Worse, I did this without ever asking my wife how she felt about it. I just expected her to accept it, as I carried on riding as if nothing had happened. Even though we both knew that, bikes being bikes, there was the possibility it could happen again.


Well, now it has happened again. In my defence, this time I was out of my comfort zone, on a gravel road. But that hardly matters: I was on a bike; I fell off; I got hurt. And if I handled the last crash badly, I’m determined to do better this time.

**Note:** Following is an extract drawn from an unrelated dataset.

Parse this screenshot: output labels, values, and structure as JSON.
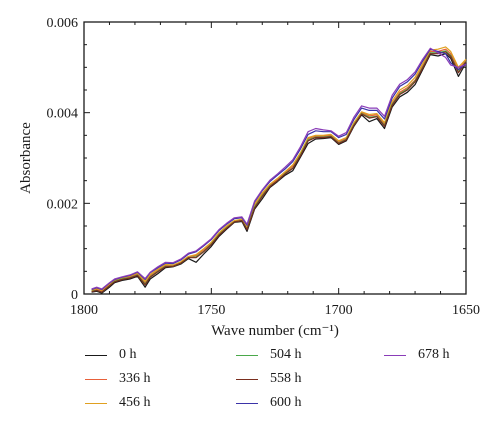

At lot has changed in the past 13 months, never mind the 13 years since my last crash - the most significant being that the marriage ended. But I unexpectedly found a wonderful new partner, so now I have to get through another painful recovery process and get back on a bike... without destroying that relationship. This means I have to handle things better.


I’m going to start with the two things that are hardest for any British male: talking openly about my feelings; and really listening when my girlfriend talks about hers. Crashing again might be easier...


Getting back on the bike needs to be all about reassuring her that I’m safe. I need to get her involved with the plan for my Big, Stupid Trip of a Lifetime - because it’s clear that I will have to invest more time in the prep, partly to ensure there are no gravel roads to catch me out but mostly to make sure she’s not scared by me going.


And that’s the core of the crasher’s guilt: our loved ones trust us on two wheels. When we crash we don’t only let ourselves down but also them... and it doesn’t have to be a monster crash like this. Toppling off in a B&Q car park and bruising a shoulder can be enough to make our loved ones worry about our riding bikes.


If this experience has taught me anything, it’s that the most important thing to fix isn’t the bike or the broken bones. It’s the faith our loved ones have in our ability to go out on the bike and come back in one piece. And while I won’t ever feel guilty about riding motorcycles, I will always be wracked with guilt if I betray that trust.